1 c. whole wheat flour
1/2 c. all purpose flour
1/4 c. cocoa powder
1 tsp baking powder
1/2 tsp salt
2 tsp coffee granules (optional- intensifies the chocolate flavour)
1 tsp cinnamon
1 c. pure pumpkin puree (not pie filling)
1/4 c. coconut oil, softened
1/4 c. date paste
1/4 c. maple syrup
1/3 c. milk
2 eggs, beaten
1 tsp vanilla extract
1/4 c. chocolate chips

Directions:

Preheat the oven to 350F.  Spray a loaf pan with non-stick cooking spray.
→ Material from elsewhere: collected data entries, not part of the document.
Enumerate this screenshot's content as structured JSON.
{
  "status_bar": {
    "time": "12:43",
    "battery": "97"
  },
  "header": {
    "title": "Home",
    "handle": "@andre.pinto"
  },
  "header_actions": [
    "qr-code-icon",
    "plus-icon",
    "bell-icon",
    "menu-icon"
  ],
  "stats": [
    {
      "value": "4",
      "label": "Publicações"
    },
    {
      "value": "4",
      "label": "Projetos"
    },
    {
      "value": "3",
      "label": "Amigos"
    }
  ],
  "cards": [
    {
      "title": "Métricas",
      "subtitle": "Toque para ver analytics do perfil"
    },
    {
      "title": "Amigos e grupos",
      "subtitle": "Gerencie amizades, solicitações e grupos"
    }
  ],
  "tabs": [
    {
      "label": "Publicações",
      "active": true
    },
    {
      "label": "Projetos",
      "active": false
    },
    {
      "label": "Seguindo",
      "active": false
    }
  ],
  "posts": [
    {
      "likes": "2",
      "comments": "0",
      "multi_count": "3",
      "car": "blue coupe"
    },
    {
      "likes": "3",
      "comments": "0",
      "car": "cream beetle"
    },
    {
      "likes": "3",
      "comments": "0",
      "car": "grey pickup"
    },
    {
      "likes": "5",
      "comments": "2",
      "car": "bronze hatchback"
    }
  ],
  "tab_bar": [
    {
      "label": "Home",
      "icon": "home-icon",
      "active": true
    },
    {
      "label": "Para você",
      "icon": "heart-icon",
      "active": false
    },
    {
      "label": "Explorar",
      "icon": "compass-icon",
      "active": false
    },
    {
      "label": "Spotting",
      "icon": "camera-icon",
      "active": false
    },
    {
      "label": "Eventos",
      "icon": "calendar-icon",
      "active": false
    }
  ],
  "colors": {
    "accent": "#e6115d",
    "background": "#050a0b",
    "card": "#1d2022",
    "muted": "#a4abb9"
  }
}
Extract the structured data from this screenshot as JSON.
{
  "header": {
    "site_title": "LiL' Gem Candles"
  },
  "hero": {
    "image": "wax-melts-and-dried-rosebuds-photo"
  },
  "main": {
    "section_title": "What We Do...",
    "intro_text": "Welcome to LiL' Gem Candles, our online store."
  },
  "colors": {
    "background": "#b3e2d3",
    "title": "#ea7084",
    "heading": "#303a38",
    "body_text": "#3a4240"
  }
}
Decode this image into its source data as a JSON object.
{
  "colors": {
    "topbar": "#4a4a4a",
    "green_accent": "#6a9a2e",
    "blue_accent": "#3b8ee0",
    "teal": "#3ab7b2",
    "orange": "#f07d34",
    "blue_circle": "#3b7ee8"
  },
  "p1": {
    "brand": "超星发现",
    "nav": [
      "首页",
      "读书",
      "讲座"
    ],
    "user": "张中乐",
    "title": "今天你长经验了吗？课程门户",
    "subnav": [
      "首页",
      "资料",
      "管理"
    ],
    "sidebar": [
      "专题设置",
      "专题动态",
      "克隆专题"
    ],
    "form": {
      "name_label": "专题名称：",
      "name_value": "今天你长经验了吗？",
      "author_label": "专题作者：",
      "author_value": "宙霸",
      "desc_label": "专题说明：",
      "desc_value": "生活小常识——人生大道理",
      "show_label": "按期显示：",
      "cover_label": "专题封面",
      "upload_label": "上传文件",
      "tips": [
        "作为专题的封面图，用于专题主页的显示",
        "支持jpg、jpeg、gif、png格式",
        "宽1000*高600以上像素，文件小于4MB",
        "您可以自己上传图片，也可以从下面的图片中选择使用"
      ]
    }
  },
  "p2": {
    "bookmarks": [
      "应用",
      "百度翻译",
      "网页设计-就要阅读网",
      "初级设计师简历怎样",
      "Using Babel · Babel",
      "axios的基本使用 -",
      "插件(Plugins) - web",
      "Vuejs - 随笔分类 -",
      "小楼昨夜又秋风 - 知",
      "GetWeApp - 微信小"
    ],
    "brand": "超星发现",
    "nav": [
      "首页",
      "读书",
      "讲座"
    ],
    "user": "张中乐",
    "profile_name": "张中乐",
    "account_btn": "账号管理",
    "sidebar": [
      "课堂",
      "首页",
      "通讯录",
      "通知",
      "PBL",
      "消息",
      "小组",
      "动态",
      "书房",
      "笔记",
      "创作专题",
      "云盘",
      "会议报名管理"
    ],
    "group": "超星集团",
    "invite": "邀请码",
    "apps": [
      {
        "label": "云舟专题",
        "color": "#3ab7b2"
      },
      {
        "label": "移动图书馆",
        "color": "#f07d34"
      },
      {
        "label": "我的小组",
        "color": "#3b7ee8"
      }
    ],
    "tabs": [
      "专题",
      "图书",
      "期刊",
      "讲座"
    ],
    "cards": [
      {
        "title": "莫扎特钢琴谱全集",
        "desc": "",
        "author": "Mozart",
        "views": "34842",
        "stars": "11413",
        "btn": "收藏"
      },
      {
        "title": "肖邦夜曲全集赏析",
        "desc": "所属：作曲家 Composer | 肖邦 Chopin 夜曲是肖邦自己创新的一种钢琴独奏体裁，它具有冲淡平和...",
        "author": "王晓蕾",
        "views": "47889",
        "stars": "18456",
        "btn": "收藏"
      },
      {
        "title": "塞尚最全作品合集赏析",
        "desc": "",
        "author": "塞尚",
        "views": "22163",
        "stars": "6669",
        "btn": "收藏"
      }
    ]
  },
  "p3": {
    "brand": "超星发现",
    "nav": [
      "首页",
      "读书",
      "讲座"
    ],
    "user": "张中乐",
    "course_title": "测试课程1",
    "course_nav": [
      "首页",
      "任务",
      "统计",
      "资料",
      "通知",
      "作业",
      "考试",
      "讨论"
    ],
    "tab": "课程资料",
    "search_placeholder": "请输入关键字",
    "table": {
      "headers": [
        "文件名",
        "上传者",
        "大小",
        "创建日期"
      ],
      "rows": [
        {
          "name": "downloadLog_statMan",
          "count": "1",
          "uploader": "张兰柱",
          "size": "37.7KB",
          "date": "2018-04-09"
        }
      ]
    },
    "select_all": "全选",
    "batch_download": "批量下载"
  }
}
In a large bowl, combine the first 7 ingredients (all the dry ingredients).  In a separate bowl, beat the eggs.  Add the pumpkin, coconut oil, date paste and maple syrup and stir until smooth.  (There may be a few lumps from the coconut oil- that’s ok).  Add the milk and vanilla and stir again until the mixture is smooth.  Add the wet ingredients to the dry ingredients and stir just until everything is combined.  Add the chocolate chips and give it another quick stir, until the chips are evenly distributed and there are no dry spots in the batter.

Pour the Batter into the prepared pan and bake on the centre wrack for 45-50 minutes, or until a toothpick inserted in the centre comes out clean.

~twosaucysisters

Have you ever been to a chocolate-making party?  What is the coolest party you’ve ever been to?